Gabon: «Les partenaires sociaux rêvaient pendant les états généraux de l’éducation», dixit Michel Menga

Michel Menga M'Essone © GMT

Appelés à défendre les mesures gouvernementales relatives aux nouvelles modalités d’attribution de bourses, le ministre de l’Education nationale Michel Menga a indiqué que ces mesures sont fondées et inaliénables. Il a cependant appelé les acteurs de l’éducation à proposer des issues plutôt qu’à recuser les textes dont ils ont contribué à l’édification.
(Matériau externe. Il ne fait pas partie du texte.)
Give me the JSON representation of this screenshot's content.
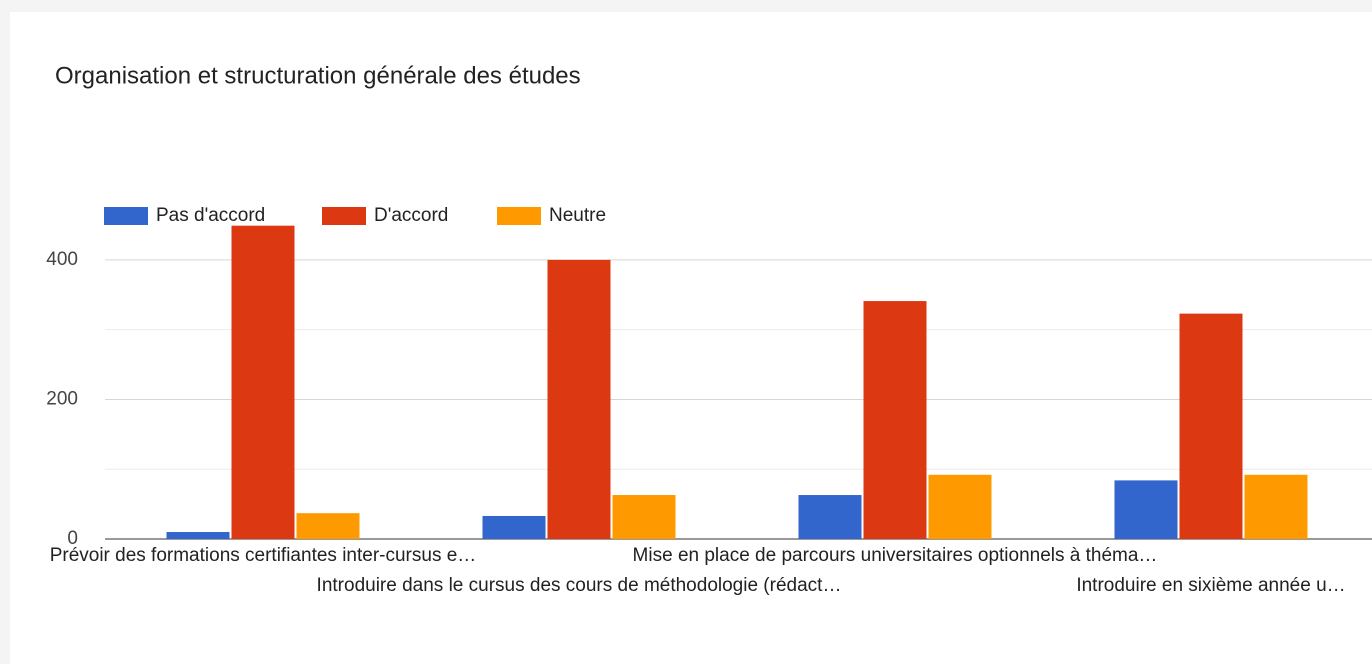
{
  "chart_data": {
    "type": "bar",
    "title": "Organisation et structuration générale des études",
    "categories": [
      "Prévoir des formations certifiantes inter-cursus e…",
      "Introduire dans le cursus des cours de méthodologie (rédact…",
      "Mise en place de parcours universitaires optionnels à théma…",
      "Introduire en sixième année u…"
    ],
    "series": [
      {
        "name": "Pas d'accord",
        "color": "#3366cc",
        "values": [
          10,
          33,
          63,
          84
        ]
      },
      {
        "name": "D'accord",
        "color": "#dc3912",
        "values": [
          449,
          400,
          341,
          323
        ]
      },
      {
        "name": "Neutre",
        "color": "#ff9900",
        "values": [
          37,
          63,
          92,
          92
        ]
      }
    ],
    "ylim": [
      0,
      450
    ],
    "yticks": [
      0,
      200,
      400
    ],
    "minor_yticks": [
      100,
      300
    ],
    "grid": true,
    "legend": "top"
  }
}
C’est au tour d’un plateau spécial tenu le jeudi 11 avril dernier à 21h sur Gabon 1ère que le ministre de l’Education nationale et celui de l’Enseignement supérieur ont été amenés à défendre le projet de décret adopté le 29 mars dernier sur la modification d’accès à la bourse. Et ce, devant des acteurs de l’éducation, notamment Fridolin Mve Messa du Syndicat de l’éducation nationale (Sena) et les présidents des associations des parents d’élèves et d’étudiants, entre autres.

Pour Michel Menga, il s’agit ni plus ni moins d’un débat qui n’a pas lieu d’être. « Les enseignants qui aujourd’hui viennent décrier la mesure oublient qu’ils  y sont à l’origine. Les partenaires sociaux rêvaient pendant l’édification des états généraux de l’éducation » ,a-t-il déclaré. Avant de poursuivre que « le gouvernement a adopté ces mesures sur la base des statistiques recueillies ces 4 dernières années, où on voit bien que les admis au baccalauréat sont entre 18 et 20 ans avec 12/20. Nous avons tenu compte des difficultés d’où les 2 ans accordés au redoublement », a-t-il précisé.
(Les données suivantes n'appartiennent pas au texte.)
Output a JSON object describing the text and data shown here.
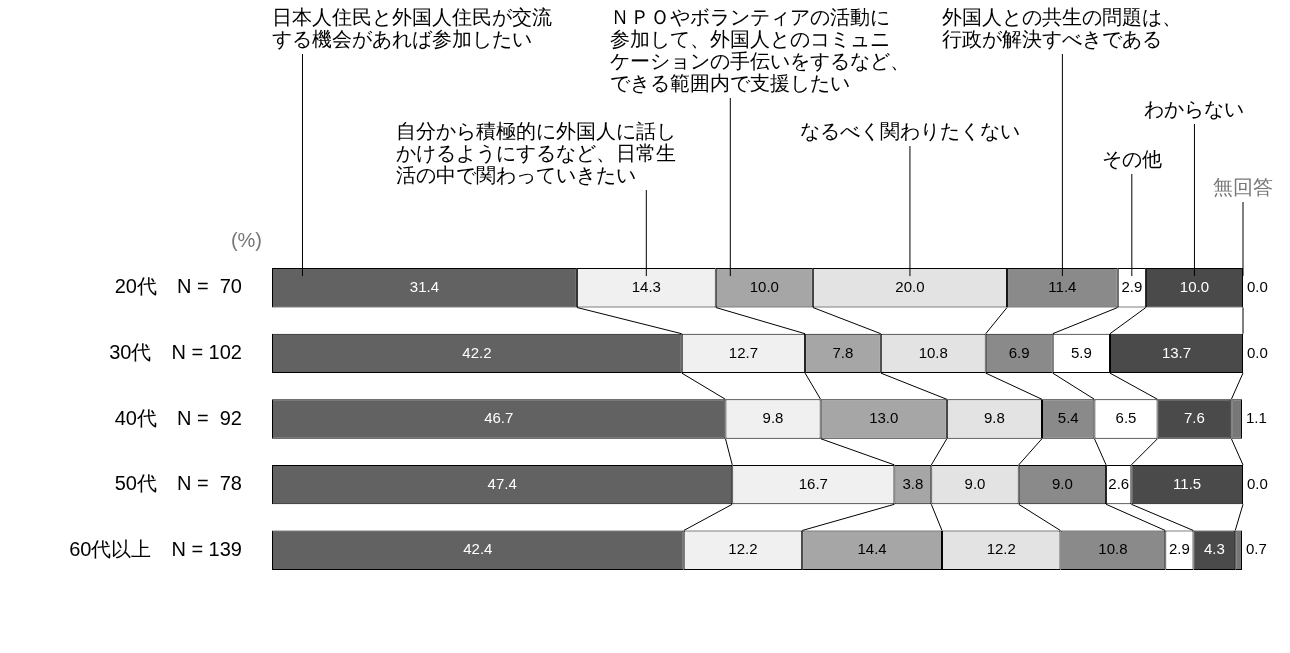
{
  "chart_data": {
    "type": "bar",
    "orientation": "horizontal",
    "stacked": true,
    "tick_labels": "y",
    "xlim": [
      0,
      100
    ],
    "categories": [
      "20代　N =  70",
      "30代　N = 102",
      "40代　N =  92",
      "50代　N =  78",
      "60代以上　N = 139"
    ],
    "annotations": [
      "(%)"
    ],
    "series": [
      {
        "name": "日本人住民と外国人住民が交流する機会があれば参加したい",
        "color": "#626262",
        "values": [
          31.4,
          42.2,
          46.7,
          47.4,
          42.4
        ],
        "value_labels": [
          "31.4",
          "42.2",
          "46.7",
          "47.4",
          "42.4"
        ]
      },
      {
        "name": "自分から積極的に外国人に話しかけるようにするなど、日常生活の中で関わっていきたい",
        "color": "#f0f0f0",
        "values": [
          14.3,
          12.7,
          9.8,
          16.7,
          12.2
        ],
        "value_labels": [
          "14.3",
          "12.7",
          "9.8",
          "16.7",
          "12.2"
        ]
      },
      {
        "name": "ＮＰＯやボランティアの活動に参加して、外国人とのコミュニケーションの手伝いをするなど、できる範囲内で支援したい",
        "color": "#a6a6a6",
        "values": [
          10.0,
          7.8,
          13.0,
          3.8,
          14.4
        ],
        "value_labels": [
          "10.0",
          "7.8",
          "13.0",
          "3.8",
          "14.4"
        ]
      },
      {
        "name": "なるべく関わりたくない",
        "color": "#e3e3e3",
        "values": [
          20.0,
          10.8,
          9.8,
          9.0,
          12.2
        ],
        "value_labels": [
          "20.0",
          "10.8",
          "9.8",
          "9.0",
          "12.2"
        ]
      },
      {
        "name": "外国人との共生の問題は、行政が解決すべきである",
        "color": "#8a8a8a",
        "values": [
          11.4,
          6.9,
          5.4,
          9.0,
          10.8
        ],
        "value_labels": [
          "11.4",
          "6.9",
          "5.4",
          "9.0",
          "10.8"
        ]
      },
      {
        "name": "その他",
        "color": "#ffffff",
        "values": [
          2.9,
          5.9,
          6.5,
          2.6,
          2.9
        ],
        "value_labels": [
          "2.9",
          "5.9",
          "6.5",
          "2.6",
          "2.9"
        ]
      },
      {
        "name": "わからない",
        "color": "#4a4a4a",
        "values": [
          10.0,
          13.7,
          7.6,
          11.5,
          4.3
        ],
        "value_labels": [
          "10.0",
          "13.7",
          "7.6",
          "11.5",
          "4.3"
        ]
      },
      {
        "name": "無回答",
        "color": "#777777",
        "values": [
          0.0,
          0.0,
          1.1,
          0.0,
          0.7
        ],
        "value_labels": [
          "0.0",
          "0.0",
          "1.1",
          "0.0",
          "0.7"
        ]
      }
    ]
  }
}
En réaction aux accusations portées par le Sena, le ministre de tutelle a décliné toute responsabilité personnelle. « Je suis ministre depuis 3 mois et j’ai trouvé ce dossier. Les partenaires sociaux ne peuvent se dédouaner de leur responsabilité. L’article 24 de ces travaux démontre clairement le cursus que doit avoir un élève. Nous ne reviendrons pas dessus mais nous sommes ouverts à une table ronde où on va ensemble étudier la question sans envoyer nos enfants dans les rues », a-t-il indiqué.
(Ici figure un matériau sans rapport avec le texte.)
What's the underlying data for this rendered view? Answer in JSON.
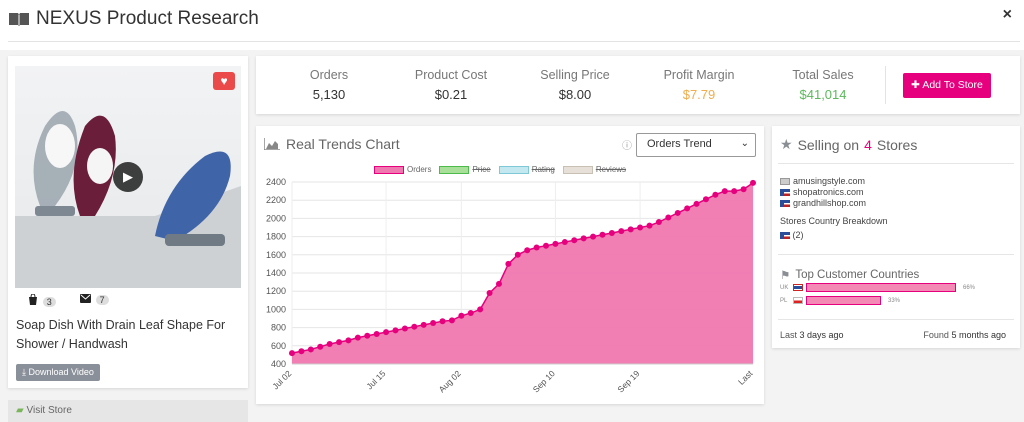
{
  "header": {
    "title": "NEXUS Product Research",
    "close": "×"
  },
  "product": {
    "name": "Soap Dish With Drain Leaf Shape For Shower / Handwash",
    "shopify_count": "3",
    "mail_count": "7",
    "download_label": "Download Video",
    "visit_label": "Visit Store"
  },
  "stats": [
    {
      "label": "Orders",
      "value": "5,130",
      "color": "#333333"
    },
    {
      "label": "Product Cost",
      "value": "$0.21",
      "color": "#333333"
    },
    {
      "label": "Selling Price",
      "value": "$8.00",
      "color": "#333333"
    },
    {
      "label": "Profit Margin",
      "value": "$7.79",
      "color": "#f0ad4e"
    },
    {
      "label": "Total Sales",
      "value": "$41,014",
      "color": "#5cb85c"
    }
  ],
  "add_button": "Add To Store",
  "chart_title": "Real Trends Chart",
  "trend_select": "Orders Trend",
  "legend": [
    {
      "label": "Orders",
      "color": "#e6007e",
      "fill": "#f078b0",
      "active": true
    },
    {
      "label": "Price",
      "color": "#4cbb4c",
      "fill": "#a8e09a",
      "active": false
    },
    {
      "label": "Rating",
      "color": "#7ec8d8",
      "fill": "#c4e8f0",
      "active": false
    },
    {
      "label": "Reviews",
      "color": "#c9c0b4",
      "fill": "#e6e0d8",
      "active": false
    }
  ],
  "chart_data": {
    "type": "area",
    "title": "Real Trends Chart",
    "series": [
      {
        "name": "Orders",
        "values": [
          520,
          540,
          560,
          590,
          620,
          640,
          660,
          690,
          710,
          730,
          750,
          770,
          790,
          810,
          830,
          850,
          870,
          880,
          930,
          960,
          1000,
          1180,
          1280,
          1500,
          1600,
          1650,
          1680,
          1700,
          1720,
          1740,
          1760,
          1780,
          1800,
          1820,
          1840,
          1860,
          1880,
          1900,
          1920,
          1960,
          2010,
          2060,
          2110,
          2160,
          2210,
          2260,
          2300,
          2300,
          2320,
          2390
        ]
      }
    ],
    "x_ticks": [
      "Jul 02",
      "Jul 15",
      "Aug 02",
      "Sep 10",
      "Sep 19",
      "Last"
    ],
    "x_tick_index": [
      0,
      10,
      18,
      28,
      37,
      49
    ],
    "ylim": [
      400,
      2400
    ],
    "y_ticks": [
      400,
      600,
      800,
      1000,
      1200,
      1400,
      1600,
      1800,
      2000,
      2200,
      2400
    ],
    "color": "#e6007e",
    "fill": "#f078b0"
  },
  "selling": {
    "title_prefix": "Selling on",
    "count": "4",
    "title_suffix": "Stores",
    "stores": [
      "amusingstyle.com",
      "shopatronics.com",
      "grandhillshop.com"
    ],
    "country_breakdown_label": "Stores Country Breakdown",
    "country_breakdown_value": "(2)",
    "top_countries_title": "Top Customer Countries",
    "countries": [
      {
        "code": "UK",
        "pct": 66,
        "label": "66%"
      },
      {
        "code": "PL",
        "pct": 33,
        "label": "33%"
      }
    ],
    "last_prefix": "Last",
    "last_value": "3 days ago",
    "found_prefix": "Found",
    "found_value": "5 months ago"
  }
}
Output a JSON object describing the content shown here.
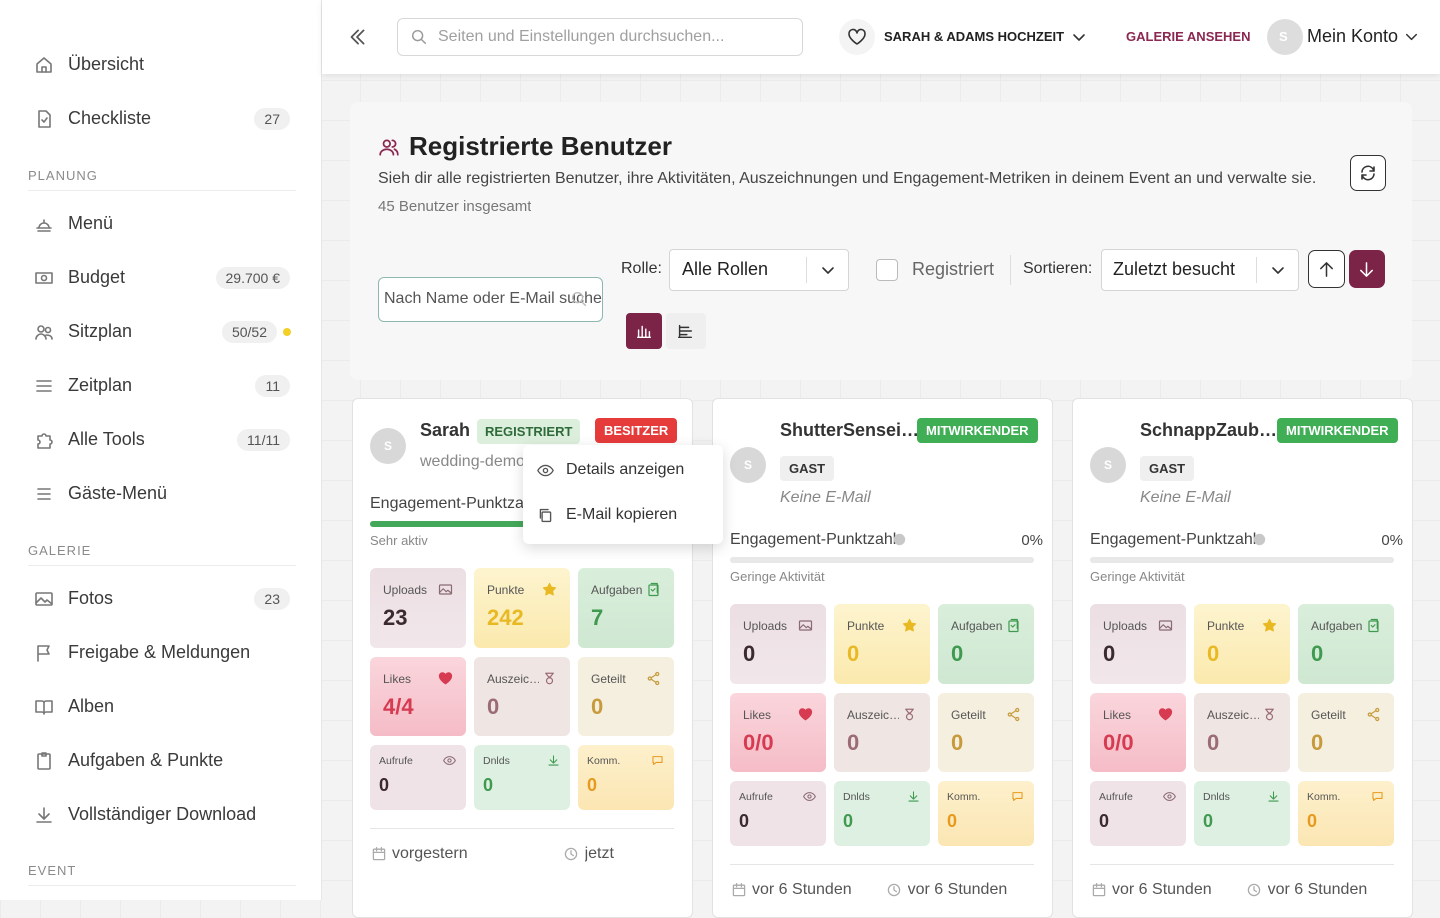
{
  "sidebar": {
    "top": [
      {
        "label": "Übersicht"
      },
      {
        "label": "Checkliste",
        "badge": "27"
      }
    ],
    "sections": [
      {
        "heading": "PLANUNG",
        "items": [
          {
            "label": "Menü"
          },
          {
            "label": "Budget",
            "badge": "29.700 €"
          },
          {
            "label": "Sitzplan",
            "badge": "50/52"
          },
          {
            "label": "Zeitplan",
            "badge": "11"
          },
          {
            "label": "Alle Tools",
            "badge": "11/11"
          },
          {
            "label": "Gäste-Menü"
          }
        ]
      },
      {
        "heading": "GALERIE",
        "items": [
          {
            "label": "Fotos",
            "badge": "23"
          },
          {
            "label": "Freigabe & Meldungen"
          },
          {
            "label": "Alben"
          },
          {
            "label": "Aufgaben & Punkte"
          },
          {
            "label": "Vollständiger Download"
          }
        ]
      },
      {
        "heading": "EVENT",
        "items": []
      }
    ]
  },
  "topbar": {
    "search": "Seiten und Einstellungen durchsuchen...",
    "event": "SARAH & ADAMS HOCHZEIT",
    "gallery": "GALERIE ANSEHEN",
    "avatar": "S",
    "account": "Mein Konto"
  },
  "panel": {
    "title": "Registrierte Benutzer",
    "description": "Sieh dir alle registrierten Benutzer, ihre Aktivitäten, Auszeichnungen und Engagement-Metriken in deinem Event an und verwalte sie.",
    "total": "45 Benutzer insgesamt",
    "search": "Nach Name oder E-Mail suchen",
    "role_label": "Rolle:",
    "role_value": "Alle Rollen",
    "registered": "Registriert",
    "sort_label": "Sortieren:",
    "sort_value": "Zuletzt besucht"
  },
  "cards": [
    {
      "avatar": "S",
      "name": "Sarah",
      "status": "REGISTRIERT",
      "role": "BESITZER",
      "email": "wedding-demo",
      "score_label": "Engagement-Punktzahl",
      "activity": "Sehr aktiv",
      "stats": [
        {
          "label": "Uploads",
          "value": "23"
        },
        {
          "label": "Punkte",
          "value": "242"
        },
        {
          "label": "Aufgaben",
          "value": "7"
        },
        {
          "label": "Likes",
          "value": "4/4"
        },
        {
          "label": "Auszeic…",
          "value": "0"
        },
        {
          "label": "Geteilt",
          "value": "0"
        },
        {
          "label": "Aufrufe",
          "value": "0"
        },
        {
          "label": "Dnlds",
          "value": "0"
        },
        {
          "label": "Komm.",
          "value": "0"
        }
      ],
      "last_seen": "vorgestern",
      "last_active": "jetzt"
    },
    {
      "avatar": "S",
      "name": "ShutterSensei…",
      "role": "MITWIRKENDER",
      "group": "GAST",
      "email": "Keine E-Mail",
      "score_label": "Engagement-Punktzahl",
      "percent": "0%",
      "activity": "Geringe Aktivität",
      "stats": [
        {
          "label": "Uploads",
          "value": "0"
        },
        {
          "label": "Punkte",
          "value": "0"
        },
        {
          "label": "Aufgaben",
          "value": "0"
        },
        {
          "label": "Likes",
          "value": "0/0"
        },
        {
          "label": "Auszeic…",
          "value": "0"
        },
        {
          "label": "Geteilt",
          "value": "0"
        },
        {
          "label": "Aufrufe",
          "value": "0"
        },
        {
          "label": "Dnlds",
          "value": "0"
        },
        {
          "label": "Komm.",
          "value": "0"
        }
      ],
      "last_seen": "vor 6 Stunden",
      "last_active": "vor 6 Stunden"
    },
    {
      "avatar": "S",
      "name": "SchnappZaub…",
      "role": "MITWIRKENDER",
      "group": "GAST",
      "email": "Keine E-Mail",
      "score_label": "Engagement-Punktzahl",
      "percent": "0%",
      "activity": "Geringe Aktivität",
      "stats": [
        {
          "label": "Uploads",
          "value": "0"
        },
        {
          "label": "Punkte",
          "value": "0"
        },
        {
          "label": "Aufgaben",
          "value": "0"
        },
        {
          "label": "Likes",
          "value": "0/0"
        },
        {
          "label": "Auszeic…",
          "value": "0"
        },
        {
          "label": "Geteilt",
          "value": "0"
        },
        {
          "label": "Aufrufe",
          "value": "0"
        },
        {
          "label": "Dnlds",
          "value": "0"
        },
        {
          "label": "Komm.",
          "value": "0"
        }
      ],
      "last_seen": "vor 6 Stunden",
      "last_active": "vor 6 Stunden"
    }
  ],
  "menu": {
    "items": [
      "Details anzeigen",
      "E-Mail kopieren"
    ]
  }
}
Après que les partenaires sociaux eurent pointé du doigt l’anachronisme dans l’application de ces mesures, Michel Menga a indiqué que des mesures au cas par cas sont en cours. « Nous avons durant le conseil interministériel tenu ce jour, étudié le cas des établissements professionnels et techniques où nous pensons que certains apprenants s’épanouiraient le mieux. Les conclusions seront connues dans quelques heures. L’heure n’est pas aux critiques mais aux propositions pour le bien de nos enfants », a-t-il conclu .

Si pour le gouvernement, la sortie des responsables mis à l’index ne souffre d’aucune ambiguïté, les parents et les élèves restent sceptiques. Pour ces derniers, la charrue a été mise avant les boeufs. «  Nous avons écouté vos explications mais nous ne les trouvons pas logiques. Vous voulez des élèves excellents, mettez les conditions d’études excellentes », a confié un des leaders des élèves.